For item b, we need to differentiate. We can do this first using this property:

`(d)/(dx)(a\cdot f(x))=a(d)/(dx)f(x)`

We can take out the 2π outside the differentiation.

Next, we can use the power rule:

`2\pi\cdot(d)/(dr)(12r-r^2)=2\pi(12-2r)`

Thus, this is the answer to b

Finally, the item c ask us to find the radius when the area is maximized. When we have a derivative of a function, the x's where the derivative is zero, in the function there is a minimum or ma maximum.

In this case, we have a quadratic equation, and we know that this functions have only one maximum or only one minimum. SInce the principal coeficcient is negative (the one multiplying the r²) the parabolla ha it's "arms down" and in the vertex there is a maximum.

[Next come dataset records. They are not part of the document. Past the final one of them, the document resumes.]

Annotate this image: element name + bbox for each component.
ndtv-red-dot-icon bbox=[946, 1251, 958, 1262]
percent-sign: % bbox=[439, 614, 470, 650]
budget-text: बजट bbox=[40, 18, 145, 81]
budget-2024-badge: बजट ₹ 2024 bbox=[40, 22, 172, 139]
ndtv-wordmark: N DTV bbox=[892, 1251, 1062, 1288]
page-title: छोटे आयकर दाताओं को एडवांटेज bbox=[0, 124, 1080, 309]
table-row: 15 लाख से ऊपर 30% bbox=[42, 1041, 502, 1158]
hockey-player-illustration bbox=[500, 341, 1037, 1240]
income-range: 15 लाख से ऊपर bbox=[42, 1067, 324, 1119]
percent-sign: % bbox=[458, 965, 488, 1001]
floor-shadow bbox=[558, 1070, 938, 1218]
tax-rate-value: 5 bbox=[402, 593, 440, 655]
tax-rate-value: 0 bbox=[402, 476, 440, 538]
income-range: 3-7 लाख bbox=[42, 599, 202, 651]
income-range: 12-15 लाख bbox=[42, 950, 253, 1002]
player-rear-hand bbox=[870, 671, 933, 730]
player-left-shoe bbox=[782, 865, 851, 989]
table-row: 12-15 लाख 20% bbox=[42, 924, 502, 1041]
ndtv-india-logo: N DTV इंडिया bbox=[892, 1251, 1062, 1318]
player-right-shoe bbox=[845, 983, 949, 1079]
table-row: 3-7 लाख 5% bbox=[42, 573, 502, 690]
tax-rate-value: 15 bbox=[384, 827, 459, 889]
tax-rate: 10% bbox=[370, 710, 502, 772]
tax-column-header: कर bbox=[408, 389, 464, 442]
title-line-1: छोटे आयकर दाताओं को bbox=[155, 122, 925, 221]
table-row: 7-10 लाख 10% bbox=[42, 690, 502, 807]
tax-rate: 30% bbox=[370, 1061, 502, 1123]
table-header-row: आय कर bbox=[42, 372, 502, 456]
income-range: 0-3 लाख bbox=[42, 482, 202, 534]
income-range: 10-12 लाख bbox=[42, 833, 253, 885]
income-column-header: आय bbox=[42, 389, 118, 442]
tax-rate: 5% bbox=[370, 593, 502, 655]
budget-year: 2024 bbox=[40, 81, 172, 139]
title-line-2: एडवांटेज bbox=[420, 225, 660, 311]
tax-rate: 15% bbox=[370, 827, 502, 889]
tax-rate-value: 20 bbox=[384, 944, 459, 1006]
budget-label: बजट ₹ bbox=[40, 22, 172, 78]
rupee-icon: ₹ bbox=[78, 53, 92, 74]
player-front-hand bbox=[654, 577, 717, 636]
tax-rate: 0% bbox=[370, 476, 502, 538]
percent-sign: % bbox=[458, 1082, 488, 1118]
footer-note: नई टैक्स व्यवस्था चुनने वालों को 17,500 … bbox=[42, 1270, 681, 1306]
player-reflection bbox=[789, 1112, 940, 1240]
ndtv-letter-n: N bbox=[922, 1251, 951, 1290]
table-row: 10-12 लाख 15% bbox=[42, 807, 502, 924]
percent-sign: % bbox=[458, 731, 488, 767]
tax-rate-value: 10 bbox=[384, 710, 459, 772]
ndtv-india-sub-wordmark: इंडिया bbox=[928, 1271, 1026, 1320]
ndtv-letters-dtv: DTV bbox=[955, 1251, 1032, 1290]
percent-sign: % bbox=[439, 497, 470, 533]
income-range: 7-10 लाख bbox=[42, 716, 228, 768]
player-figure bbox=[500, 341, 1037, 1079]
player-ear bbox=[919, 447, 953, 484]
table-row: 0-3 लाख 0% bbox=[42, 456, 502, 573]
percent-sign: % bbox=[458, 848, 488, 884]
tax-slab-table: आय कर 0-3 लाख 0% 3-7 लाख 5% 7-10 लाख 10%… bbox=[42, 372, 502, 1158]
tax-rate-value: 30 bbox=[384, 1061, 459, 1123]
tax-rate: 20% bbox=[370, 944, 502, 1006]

Then, let's find the sero of the derivative:

`\begin{gathered} 0=2\pi(12-2r) \\ 0=12-2r \\ 2r=12 \\ r=6 \end{gathered}`

The radius for which the curved area is maximum is 6cm. Note that this means that

`\begin{gathered} \begin{cases}h=12-r{} \\ r=6{}\end{cases} \\ Then, \\ h=12-6=6 \end{gathered}`

And the maximum is when r = h = 6. This makes the curved surface a square, and the square in the quadrilateral that maximizes the area for a given perimeter.